AMD has released a new processor Microcode to crush an esoteric bug having the potential to get exploited by virtual machine guests to hijack host servers. Machines using AMD Piledriver CPUs such as Opteron 6300 family of server chips, and specifically CPU microcode versions 0x600832 and 0x6000836 are known to be vulnerable to the flaw.
AMD has admitted that the bug has the ability to create a glitch in a processor core to execute data as software, which crashes the currently running process. The flaw may make a non-root user in a VM to exploit this defect to upset the host system, or trick the host kernel into executing malicious code controlled by the user.

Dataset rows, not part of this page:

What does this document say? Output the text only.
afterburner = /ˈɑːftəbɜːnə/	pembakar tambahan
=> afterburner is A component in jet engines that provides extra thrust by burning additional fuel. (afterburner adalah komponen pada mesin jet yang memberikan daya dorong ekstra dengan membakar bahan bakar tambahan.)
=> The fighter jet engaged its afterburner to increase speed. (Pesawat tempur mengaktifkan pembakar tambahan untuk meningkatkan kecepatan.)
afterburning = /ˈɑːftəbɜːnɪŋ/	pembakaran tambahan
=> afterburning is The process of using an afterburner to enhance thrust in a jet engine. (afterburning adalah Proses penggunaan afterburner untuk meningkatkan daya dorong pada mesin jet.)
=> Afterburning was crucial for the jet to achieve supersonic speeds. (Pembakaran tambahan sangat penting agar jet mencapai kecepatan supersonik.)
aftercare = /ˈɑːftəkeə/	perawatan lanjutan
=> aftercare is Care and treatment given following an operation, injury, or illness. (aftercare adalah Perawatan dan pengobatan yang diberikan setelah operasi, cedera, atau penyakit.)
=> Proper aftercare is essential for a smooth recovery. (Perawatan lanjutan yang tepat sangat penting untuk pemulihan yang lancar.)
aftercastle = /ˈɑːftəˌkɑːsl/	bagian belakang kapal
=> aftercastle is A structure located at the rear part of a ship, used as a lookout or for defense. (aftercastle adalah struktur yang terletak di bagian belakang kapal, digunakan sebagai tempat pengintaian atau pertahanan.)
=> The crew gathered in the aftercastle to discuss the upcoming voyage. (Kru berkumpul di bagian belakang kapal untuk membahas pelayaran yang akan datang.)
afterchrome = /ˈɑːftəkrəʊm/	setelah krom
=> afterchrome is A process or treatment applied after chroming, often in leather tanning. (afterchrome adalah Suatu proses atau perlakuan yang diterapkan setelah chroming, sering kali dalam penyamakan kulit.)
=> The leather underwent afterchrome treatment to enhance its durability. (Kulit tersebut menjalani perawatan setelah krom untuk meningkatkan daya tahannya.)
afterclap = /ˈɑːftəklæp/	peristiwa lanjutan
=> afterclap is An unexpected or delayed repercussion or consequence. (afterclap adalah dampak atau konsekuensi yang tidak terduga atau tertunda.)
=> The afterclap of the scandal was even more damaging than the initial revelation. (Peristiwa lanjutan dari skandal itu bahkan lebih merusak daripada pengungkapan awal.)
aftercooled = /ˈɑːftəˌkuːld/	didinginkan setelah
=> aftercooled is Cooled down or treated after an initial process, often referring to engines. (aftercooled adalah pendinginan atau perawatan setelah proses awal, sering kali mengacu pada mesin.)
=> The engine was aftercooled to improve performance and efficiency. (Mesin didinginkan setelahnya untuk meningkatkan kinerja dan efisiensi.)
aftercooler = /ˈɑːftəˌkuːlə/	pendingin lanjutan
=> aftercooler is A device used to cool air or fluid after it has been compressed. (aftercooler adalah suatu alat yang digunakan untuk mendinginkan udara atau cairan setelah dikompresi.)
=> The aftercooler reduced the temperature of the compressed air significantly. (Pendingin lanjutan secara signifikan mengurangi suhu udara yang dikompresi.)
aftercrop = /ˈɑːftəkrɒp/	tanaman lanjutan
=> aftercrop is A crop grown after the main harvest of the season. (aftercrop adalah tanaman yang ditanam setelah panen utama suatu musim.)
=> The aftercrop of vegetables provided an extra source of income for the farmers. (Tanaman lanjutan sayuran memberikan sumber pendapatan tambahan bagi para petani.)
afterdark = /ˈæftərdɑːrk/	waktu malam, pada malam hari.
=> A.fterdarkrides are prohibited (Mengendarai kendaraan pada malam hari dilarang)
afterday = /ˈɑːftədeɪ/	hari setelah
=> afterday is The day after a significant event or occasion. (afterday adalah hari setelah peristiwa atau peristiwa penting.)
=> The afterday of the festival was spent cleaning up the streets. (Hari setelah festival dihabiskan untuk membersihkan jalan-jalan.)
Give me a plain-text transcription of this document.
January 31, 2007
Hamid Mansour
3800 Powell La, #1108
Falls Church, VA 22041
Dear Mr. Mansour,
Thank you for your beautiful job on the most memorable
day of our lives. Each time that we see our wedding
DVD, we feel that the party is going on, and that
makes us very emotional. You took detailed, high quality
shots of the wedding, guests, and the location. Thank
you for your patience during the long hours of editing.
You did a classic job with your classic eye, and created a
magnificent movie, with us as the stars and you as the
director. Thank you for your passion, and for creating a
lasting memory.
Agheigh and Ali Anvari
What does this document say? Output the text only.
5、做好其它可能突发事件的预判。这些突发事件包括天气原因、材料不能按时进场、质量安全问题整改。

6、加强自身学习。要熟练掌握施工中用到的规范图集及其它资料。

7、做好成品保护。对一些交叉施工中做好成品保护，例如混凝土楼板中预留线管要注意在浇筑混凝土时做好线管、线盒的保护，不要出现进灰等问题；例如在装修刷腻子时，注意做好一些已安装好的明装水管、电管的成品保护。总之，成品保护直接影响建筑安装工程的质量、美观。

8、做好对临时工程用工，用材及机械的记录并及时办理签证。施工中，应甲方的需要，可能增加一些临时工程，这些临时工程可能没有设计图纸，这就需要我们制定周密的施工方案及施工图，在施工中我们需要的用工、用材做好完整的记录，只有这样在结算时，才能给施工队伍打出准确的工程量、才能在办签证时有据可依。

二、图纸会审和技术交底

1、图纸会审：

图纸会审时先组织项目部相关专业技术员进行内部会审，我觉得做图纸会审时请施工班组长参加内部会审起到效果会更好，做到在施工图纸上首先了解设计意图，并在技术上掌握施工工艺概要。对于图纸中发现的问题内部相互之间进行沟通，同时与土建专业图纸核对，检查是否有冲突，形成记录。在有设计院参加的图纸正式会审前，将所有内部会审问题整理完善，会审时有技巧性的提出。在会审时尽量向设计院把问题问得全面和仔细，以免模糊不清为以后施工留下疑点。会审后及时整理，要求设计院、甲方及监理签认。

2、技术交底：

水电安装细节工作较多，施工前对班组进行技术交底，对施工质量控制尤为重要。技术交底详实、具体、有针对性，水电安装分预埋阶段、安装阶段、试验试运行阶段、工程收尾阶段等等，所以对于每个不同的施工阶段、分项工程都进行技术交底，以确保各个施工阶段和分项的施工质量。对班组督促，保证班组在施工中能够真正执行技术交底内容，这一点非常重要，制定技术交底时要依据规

In other words, it is possible on some AMD-powered servers for a normal user in a guest virtual machine to escape to the underlying host and take over the whole shared server.
AMD discovered that its AMD driver patch 6000832 and patch 6000836 are affected by the bug last year. The bug is related to the delivery of non-maskable interrupts and is specific to the aforementioned microcode versions.
AMD has developed a patch to fully resolve the issue and will make the patch available to its partners from the evening hours of Monday, 7 March, 2016
For most affected people, a package update and reboot will ensure the fixed microcode is in place. The new microcode is also expected to appear on the AMD operating system team’s website if they want to install it on a manual note.
The microcode flaw has so far reared its head on systems using QEMU-KVM for virtualization, but it may affect other hypervisors.